Choosing Wisely identifies more unnecessary care

by The Incidental Economist on February 21, 2013 · 3 comments

Whenever I give a talk on the sorry state of the US health care system, someone asks me what we should do. My first comment is always something along the lines of “if we knew what to do, we’d have already done it”. But if I’m pushed, I will usually note that the best first step would be for us to stop doing things that don’t work.

Reducing spending without negatively affecting quality is not entirely straightforward. However, there are numerous processes of care that we know are wasteful. They have been shown, by research and analyses, not to improve quality. Sometimes, they even result in harm. Regardless, they increase spending. By identifying – and eliminating – these wasteful processes, we can meet the goals of accountable care without unintended consequences. As clinical bonuses will be tied to meeting spending reduction targets in the future, these actions can also result in an improved financial outlook for the health care system.
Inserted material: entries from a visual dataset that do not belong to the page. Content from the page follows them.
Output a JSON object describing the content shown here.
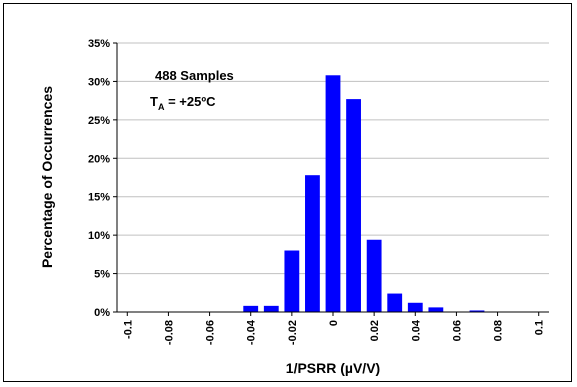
{
  "chart_data": {
    "type": "bar",
    "title": "",
    "xlabel": "1/PSRR (µV/V)",
    "ylabel": "Percentage of Occurrences",
    "x_ticks": [
      "-0.1",
      "-0.08",
      "-0.06",
      "-0.04",
      "-0.02",
      "0",
      "0.02",
      "0.04",
      "0.06",
      "0.08",
      "0.1"
    ],
    "y_ticks": [
      "0%",
      "5%",
      "10%",
      "15%",
      "20%",
      "25%",
      "30%",
      "35%"
    ],
    "ylim": [
      0,
      35
    ],
    "grid": "horizontal",
    "bar_color": "#0000ff",
    "x": [
      -0.1,
      -0.09,
      -0.08,
      -0.07,
      -0.06,
      -0.05,
      -0.04,
      -0.03,
      -0.02,
      -0.01,
      0.0,
      0.01,
      0.02,
      0.03,
      0.04,
      0.05,
      0.06,
      0.07,
      0.08,
      0.09,
      0.1
    ],
    "values": [
      0,
      0,
      0,
      0,
      0,
      0,
      0.8,
      0.8,
      8.0,
      17.8,
      30.8,
      27.7,
      9.4,
      2.4,
      1.2,
      0.6,
      0,
      0.2,
      0,
      0,
      0
    ],
    "annotations": {
      "samples": "488 Samples",
      "temp_prefix": "T",
      "temp_sub": "A",
      "temp_suffix": " = +25ºC"
    }
  }
}
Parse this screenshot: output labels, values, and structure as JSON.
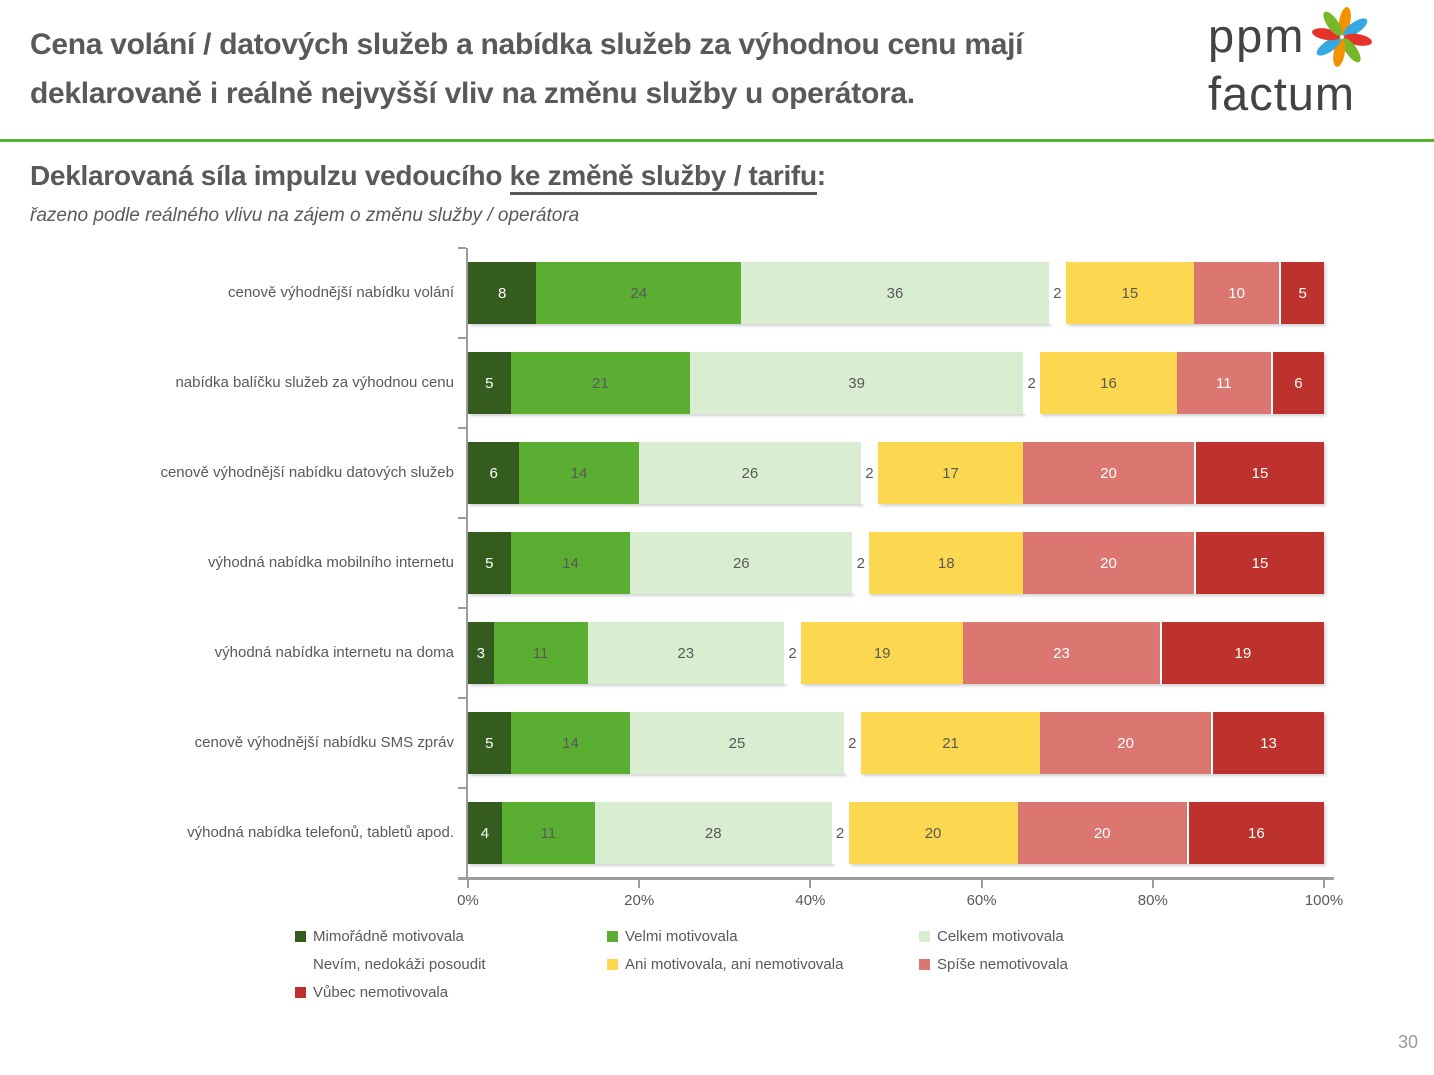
{
  "slide": {
    "title_lines": [
      "Cena volání / datových služeb a nabídka služeb za výhodnou cenu mají",
      "deklarovaně i reálně nejvyšší vliv na změnu služby u operátora."
    ],
    "page_number": "30"
  },
  "logo": {
    "word_top": "ppm",
    "word_bottom": "factum",
    "pinwheel_colors": [
      "#F39200",
      "#36A9E1",
      "#E5332A",
      "#76B82A",
      "#F39200",
      "#36A9E1",
      "#E5332A",
      "#76B82A"
    ]
  },
  "subtitle": {
    "lead": "Deklarovaná síla impulzu vedoucího ",
    "underlined": "ke změně služby / tarifu",
    "colon": ":",
    "note": "řazeno podle reálného vlivu na zájem o změnu služby / operátora"
  },
  "chart_data": {
    "type": "bar",
    "orientation": "horizontal",
    "stacked": true,
    "unit": "%",
    "xlim": [
      0,
      100
    ],
    "x_ticks": [
      "0%",
      "20%",
      "40%",
      "60%",
      "80%",
      "100%"
    ],
    "grid": false,
    "legend_position": "bottom",
    "categories": [
      "cenově výhodnější nabídku volání",
      "nabídka balíčku služeb za výhodnou cenu",
      "cenově výhodnější nabídku datových služeb",
      "výhodná nabídka mobilního internetu",
      "výhodná nabídka internetu na doma",
      "cenově výhodnější nabídku SMS zpráv",
      "výhodná nabídka telefonů, tabletů apod."
    ],
    "series": [
      {
        "name": "Mimořádně motivovala",
        "color": "#335C1E",
        "label_color": "#FFFFFF",
        "values": [
          8,
          5,
          6,
          5,
          3,
          5,
          4
        ]
      },
      {
        "name": "Velmi motivovala",
        "color": "#5AAE32",
        "label_color": "#595959",
        "values": [
          24,
          21,
          14,
          14,
          11,
          14,
          11
        ]
      },
      {
        "name": "Celkem motivovala",
        "color": "#D9EED1",
        "label_color": "#595959",
        "values": [
          36,
          39,
          26,
          26,
          23,
          25,
          28
        ]
      },
      {
        "name": "Nevím, nedokáži posoudit",
        "color": "#FFFFFF",
        "label_color": "#595959",
        "values": [
          2,
          2,
          2,
          2,
          2,
          2,
          2
        ]
      },
      {
        "name": "Ani motivovala, ani nemotivovala",
        "color": "#FBD84F",
        "label_color": "#595959",
        "values": [
          15,
          16,
          17,
          18,
          19,
          21,
          20
        ]
      },
      {
        "name": "Spíše nemotivovala",
        "color": "#DB7671",
        "label_color": "#FFFFFF",
        "values": [
          10,
          11,
          20,
          20,
          23,
          20,
          20
        ]
      },
      {
        "name": "Vůbec nemotivovala",
        "color": "#BE322D",
        "label_color": "#FFFFFF",
        "values": [
          5,
          6,
          15,
          15,
          19,
          13,
          16
        ]
      }
    ]
  },
  "colors": {
    "accent_rule_green": "#52B331",
    "text_gray": "#595959",
    "axis_gray": "#9D9D9D"
  }
}
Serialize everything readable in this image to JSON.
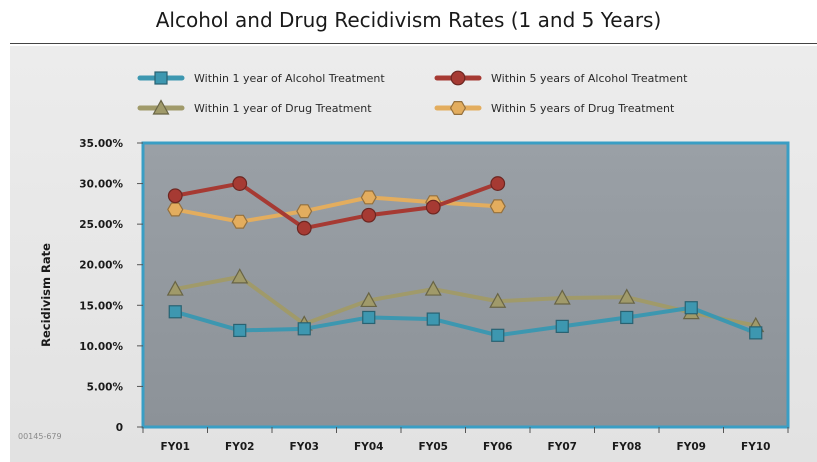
{
  "footnote": "00145-679",
  "chart_data": {
    "type": "line",
    "title": "Alcohol and Drug Recidivism Rates (1 and 5 Years)",
    "xlabel": "",
    "ylabel": "Recidivism Rate",
    "categories": [
      "FY01",
      "FY02",
      "FY03",
      "FY04",
      "FY05",
      "FY06",
      "FY07",
      "FY08",
      "FY09",
      "FY10"
    ],
    "ylim": [
      0,
      35
    ],
    "yticks": [
      0,
      5,
      10,
      15,
      20,
      25,
      30,
      35
    ],
    "ytick_labels": [
      "0",
      "5.00%",
      "10.00%",
      "15.00%",
      "20.00%",
      "25.00%",
      "30.00%",
      "35.00%"
    ],
    "grid": false,
    "legend_position": "top",
    "series": [
      {
        "name": "Within 1 year of Alcohol Treatment",
        "marker": "square",
        "color": "#3d97b0",
        "values": [
          14.2,
          11.9,
          12.1,
          13.5,
          13.3,
          11.3,
          12.4,
          13.5,
          14.7,
          11.6
        ]
      },
      {
        "name": "Within 5 years of Alcohol Treatment",
        "marker": "circle",
        "color": "#a63a33",
        "values": [
          28.5,
          30.0,
          24.5,
          26.1,
          27.1,
          30.0,
          null,
          null,
          null,
          null
        ]
      },
      {
        "name": "Within 1 year of Drug Treatment",
        "marker": "triangle",
        "color": "#a09a6a",
        "values": [
          17.0,
          18.5,
          12.7,
          15.6,
          17.0,
          15.5,
          15.9,
          16.0,
          14.1,
          12.5
        ]
      },
      {
        "name": "Within 5 years of Drug Treatment",
        "marker": "hexagon",
        "color": "#e3ad5e",
        "values": [
          26.8,
          25.3,
          26.6,
          28.3,
          27.7,
          27.2,
          null,
          null,
          null,
          null
        ]
      }
    ],
    "legend_order": [
      0,
      1,
      2,
      3
    ]
  }
}
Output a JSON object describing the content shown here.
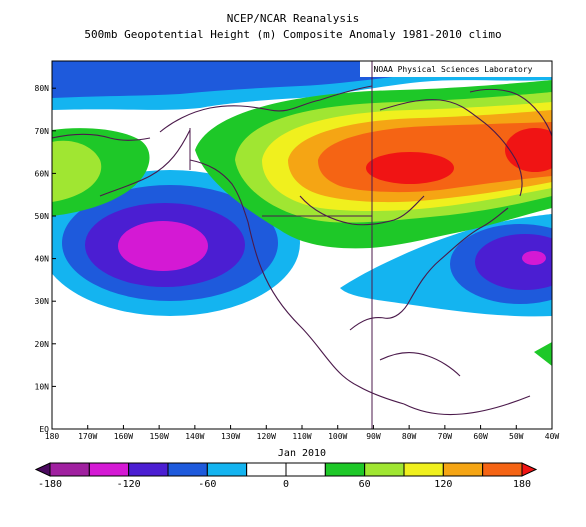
{
  "title_line1": "NCEP/NCAR Reanalysis",
  "title_line2": "500mb Geopotential Height (m) Composite Anomaly 1981-2010 climo",
  "credit": "NOAA Physical Sciences Laboratory",
  "date_label": "Jan 2010",
  "x_ticks": [
    "180",
    "170W",
    "160W",
    "150W",
    "140W",
    "130W",
    "120W",
    "110W",
    "100W",
    "90W",
    "80W",
    "70W",
    "60W",
    "50W",
    "40W"
  ],
  "y_ticks": [
    "EQ",
    "10N",
    "20N",
    "30N",
    "40N",
    "50N",
    "60N",
    "70N",
    "80N"
  ],
  "colorbar": {
    "labels": [
      "-180",
      "-120",
      "-60",
      "0",
      "60",
      "120",
      "180"
    ],
    "levels": [
      -180,
      -150,
      -120,
      -90,
      -60,
      -30,
      0,
      30,
      60,
      90,
      120,
      150,
      180
    ],
    "colors": [
      "#4b0a5f",
      "#a020a0",
      "#d419d4",
      "#4b1ed2",
      "#1e5adc",
      "#14b4f0",
      "#ffffff",
      "#ffffff",
      "#1ec828",
      "#a0e632",
      "#f0f01e",
      "#f5a514",
      "#f56414",
      "#f01414"
    ]
  }
}
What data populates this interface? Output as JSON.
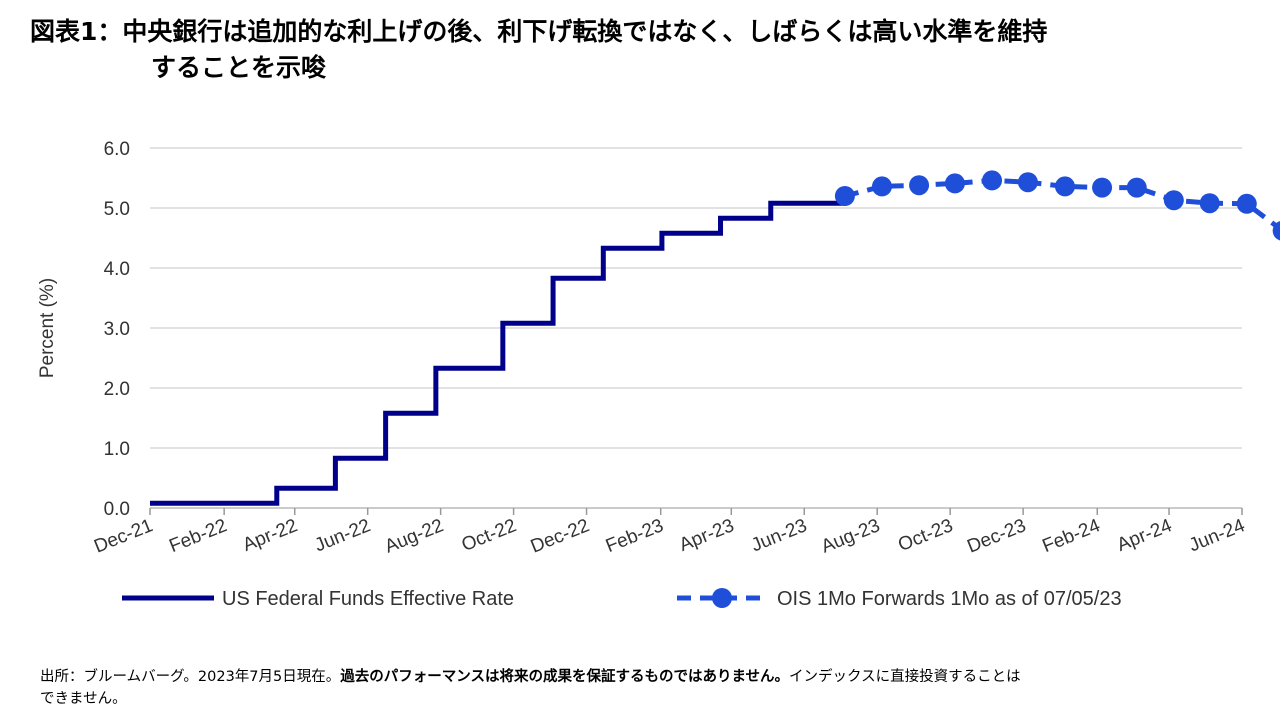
{
  "title": {
    "line1": "図表1：中央銀行は追加的な利上げの後、利下げ転換ではなく、しばらくは高い水準を維持",
    "line2": "することを示唆"
  },
  "footnote": {
    "part1": "出所：ブルームバーグ。2023年7月5日現在。",
    "part2_bold": "過去のパフォーマンスは将来の成果を保証するものではありません。",
    "part3": "インデックスに直接投資することは",
    "line2": "できません。"
  },
  "chart_data": {
    "type": "line",
    "ylabel": "Percent (%)",
    "ylim": [
      0.0,
      6.0
    ],
    "yticks": [
      "0.0",
      "1.0",
      "2.0",
      "3.0",
      "4.0",
      "5.0",
      "6.0"
    ],
    "x_start": "Dec-21",
    "x_end": "Jun-24",
    "xticks": [
      "Dec-21",
      "Feb-22",
      "Apr-22",
      "Jun-22",
      "Aug-22",
      "Oct-22",
      "Dec-22",
      "Feb-23",
      "Apr-23",
      "Jun-23",
      "Aug-23",
      "Oct-23",
      "Dec-23",
      "Feb-24",
      "Apr-24",
      "Jun-24"
    ],
    "grid": "horizontal",
    "legend_position": "bottom",
    "series": [
      {
        "name": "US Federal Funds Effective Rate",
        "style": "step",
        "color": "#00008B",
        "points": [
          {
            "x": "2021-12-01",
            "y": 0.08
          },
          {
            "x": "2022-03-17",
            "y": 0.33
          },
          {
            "x": "2022-05-05",
            "y": 0.83
          },
          {
            "x": "2022-06-16",
            "y": 1.58
          },
          {
            "x": "2022-07-28",
            "y": 2.33
          },
          {
            "x": "2022-09-22",
            "y": 3.08
          },
          {
            "x": "2022-11-03",
            "y": 3.83
          },
          {
            "x": "2022-12-15",
            "y": 4.33
          },
          {
            "x": "2023-02-02",
            "y": 4.58
          },
          {
            "x": "2023-03-23",
            "y": 4.83
          },
          {
            "x": "2023-05-04",
            "y": 5.08
          },
          {
            "x": "2023-07-05",
            "y": 5.08
          }
        ]
      },
      {
        "name": "OIS 1Mo Forwards 1Mo as of 07/05/23",
        "style": "dashed-markers",
        "color": "#1f4fd8",
        "points": [
          {
            "x": "2023-07-05",
            "y": 5.2
          },
          {
            "x": "2023-08-05",
            "y": 5.36
          },
          {
            "x": "2023-09-05",
            "y": 5.38
          },
          {
            "x": "2023-10-05",
            "y": 5.41
          },
          {
            "x": "2023-11-05",
            "y": 5.46
          },
          {
            "x": "2023-12-05",
            "y": 5.43
          },
          {
            "x": "2024-01-05",
            "y": 5.36
          },
          {
            "x": "2024-02-05",
            "y": 5.34
          },
          {
            "x": "2024-03-05",
            "y": 5.34
          },
          {
            "x": "2024-04-05",
            "y": 5.13
          },
          {
            "x": "2024-05-05",
            "y": 5.08
          },
          {
            "x": "2024-06-05",
            "y": 5.07
          },
          {
            "x": "2024-07-05",
            "y": 4.62
          }
        ]
      }
    ]
  }
}
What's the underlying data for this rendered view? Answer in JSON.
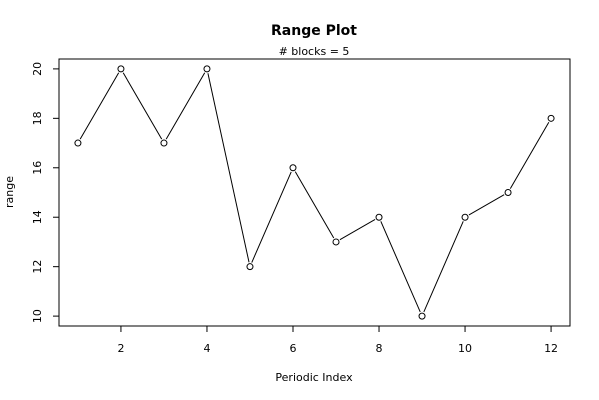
{
  "chart_data": {
    "type": "line",
    "title": "Range Plot",
    "subtitle": "# blocks =  5",
    "xlabel": "Periodic Index",
    "ylabel": "range",
    "x": [
      1,
      2,
      3,
      4,
      5,
      6,
      7,
      8,
      9,
      10,
      11,
      12
    ],
    "y": [
      17,
      20,
      17,
      20,
      12,
      16,
      13,
      14,
      10,
      14,
      15,
      18
    ],
    "xlim": [
      0.56,
      12.44
    ],
    "ylim": [
      9.6,
      20.4
    ],
    "x_ticks": [
      2,
      4,
      6,
      8,
      10,
      12
    ],
    "y_ticks": [
      10,
      12,
      14,
      16,
      18,
      20
    ],
    "markers": "open-circle",
    "grid": false,
    "colors": {
      "line": "#000000",
      "marker": "#000000",
      "axis": "#000000"
    }
  }
}
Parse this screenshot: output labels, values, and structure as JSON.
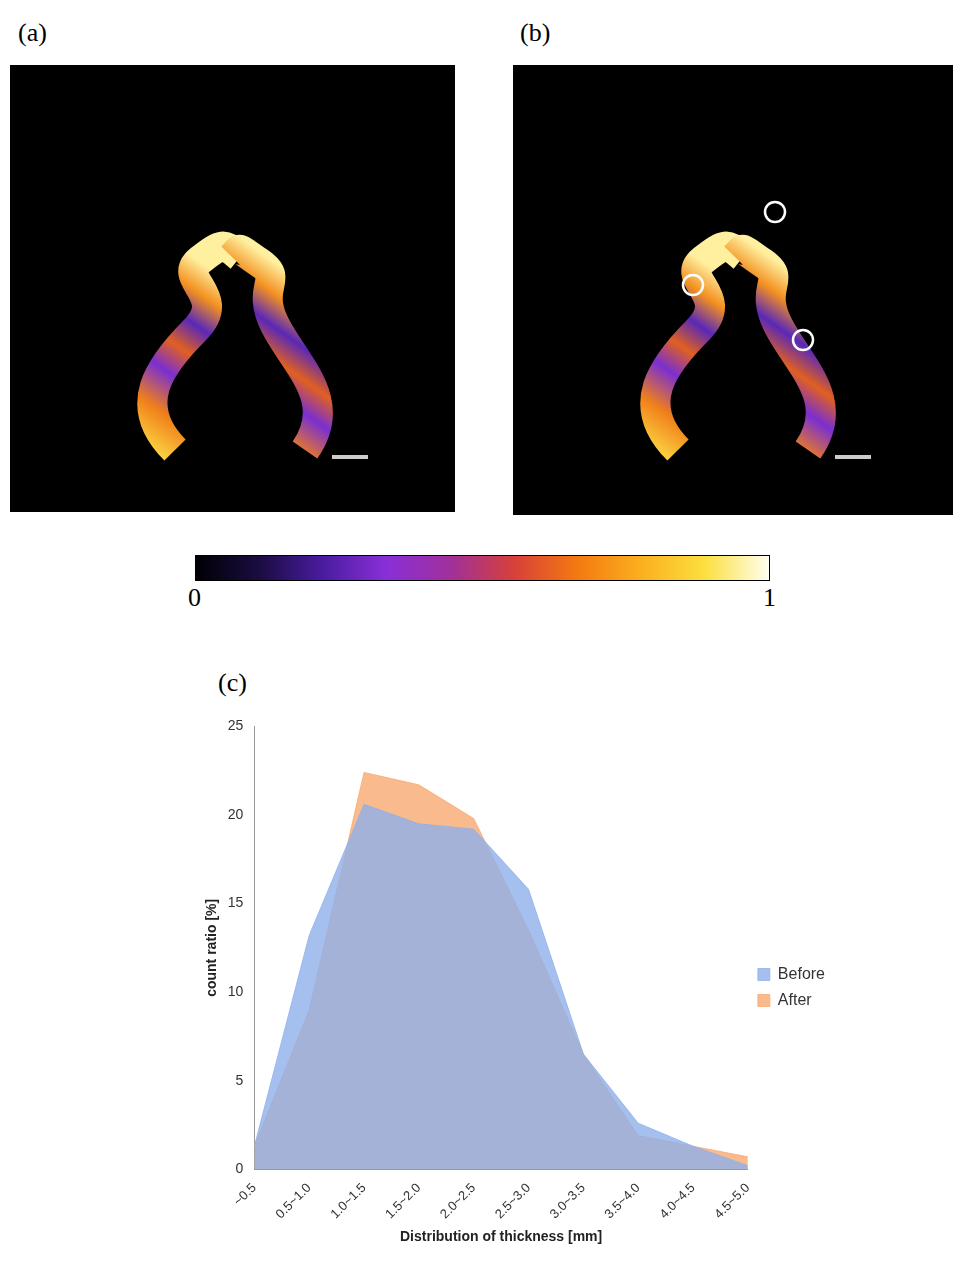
{
  "panel_labels": [
    "(a)",
    "(b)",
    "(c)"
  ],
  "colorbar": {
    "range": [
      0,
      1
    ],
    "ticks": [
      0,
      1
    ]
  },
  "chart_data": {
    "type": "area",
    "x_label": "Distribution of thickness [mm]",
    "y_label": "count ratio [%]",
    "categories": [
      "~0.5",
      "0.5~1.0",
      "1.0~1.5",
      "1.5~2.0",
      "2.0~2.5",
      "2.5~3.0",
      "3.0~3.5",
      "3.5~4.0",
      "4.0~4.5",
      "4.5~5.0"
    ],
    "series": [
      {
        "name": "Before",
        "color": "#8fb0ea",
        "values": [
          1.3,
          13.2,
          20.6,
          19.5,
          19.2,
          15.8,
          6.5,
          2.6,
          1.3,
          0.2
        ]
      },
      {
        "name": "After",
        "color": "#f7aa70",
        "values": [
          1.3,
          9.0,
          22.4,
          21.7,
          19.8,
          13.5,
          6.5,
          1.9,
          1.3,
          0.7
        ]
      }
    ],
    "ylim": [
      0,
      25
    ],
    "yticks": [
      0,
      5,
      10,
      15,
      20,
      25
    ],
    "grid": false,
    "legend": "right"
  }
}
A recent paper in JAMA explicitly singled out waste as a better way to reduce health care spending in the US. In this table below, from the manuscript, you can see that a reasonable estimate of waste in the US health care system could be more than $900 billion a year, $300 billion of which is spent by Medicare and Medicaid. The “overtreatment” category alone accounts for somewhere between $158 and $226 billion each year. Focusing solely on this area could still result in large savings.


With that in mind, it’s worth talking about Choosing Wisely. It’s an initiative of the ABIM foundation that “aims to promote conversations between physicians and patients by helping patients choose care that is: supported by evidence, not duplicative of other tests or procedures already received, free from harm, and truly necessary.” About a year ago, they first made news when they had nine specialty societies release lists of five things physicians and patients should question.

Basically, they came up with lists of things that we shouldn’t do when practicing medicine. They identified over-treatment as waste.

I’ve been somewhat skeptical of these efforts in the past. Partly, that’s because without coupling these ideas to payment reform, the financial incentive to continue doing them remains. Additionally, I felt that the scope of some of the recommendations was limited. As a pediatrician, for instance, I couldn’t help noticing that none of them really focused on children.

Today, Choosing Wisely has addressed some of my concerns. They, along with seventeen leading medical societies, have listed more than 90 new tests, procedures, or therapies that are common, but likely unnecessary. Pediatrics is well represented among them. Here are the recommendations from the AAP:

  • Antibiotics should not be used for apparent viral respiratory illnesses (sinusitis, pharyngitis, bronchitis).
  • Cough and cold medicines should not be prescribed or recommended for respiratory illnesses in children under four years of age.
  • Computed tomography (CT) scans are not necessary in the immediate evaluation of minor head injuries; clinical observation/Pediatric Emergency Care Applied Research Network (PECARN) criteria should be used to determine whether imaging is indicated.
  • Neuroimaging (CT, MRI) is not necessary in a child with simple febrile seizure.
  • Computed tomography (CT) scans are not necessary in the routine evaluation of abdominal pain.

Other highlights include:

  • Don’t schedule non-medically indicated inductions of labor or cesarean deliveries before 39 weeks, 0 days of pregnancy. (American College of Obstetricians and Gynecologists; American Academy of Family Physicians)
  • Don’t perform routine annual Pap tests in women 30 – 65 years of age. (American College of Obstetricians and Gynecologists)
  • Avoid doing stress tests using echocardiographic images to assess cardiovascular risk in persons who have no symptoms and a low risk of having coronary disease. (American Society of Echocardiography)
  • When prescribing medication for most people age 65 and older with type 2 diabetes, avoid attempting to achieve tight glycemic control. (American Geriatrics Society)
  • Don’t routinely treat acid reflux in infants with acid suppression therapy. (Society of Hospital Medicine)

These recommendations cover a wide swath of care options, for problems that are both common and expensive. If we listened to them, we’d save a huge amount of money. We’d also do a fair amount of good. People often forget that these tests and treatments carry potential harms. When you do them, and achieve no benefit, you’re potentially hurting quality.

Unfortunately, I still believe that as long as we continue to pay for these things, they will still be performed far too often. Financial incentives drive behavior, even when they’re aligned in the wrong direction. I’m more than happy to be proven wrong, but I think it’s unlikely. Choosing Wisely continues to give us lots of good ideas to work with; it’s time to give them teeth by tying their efforts to payment reform.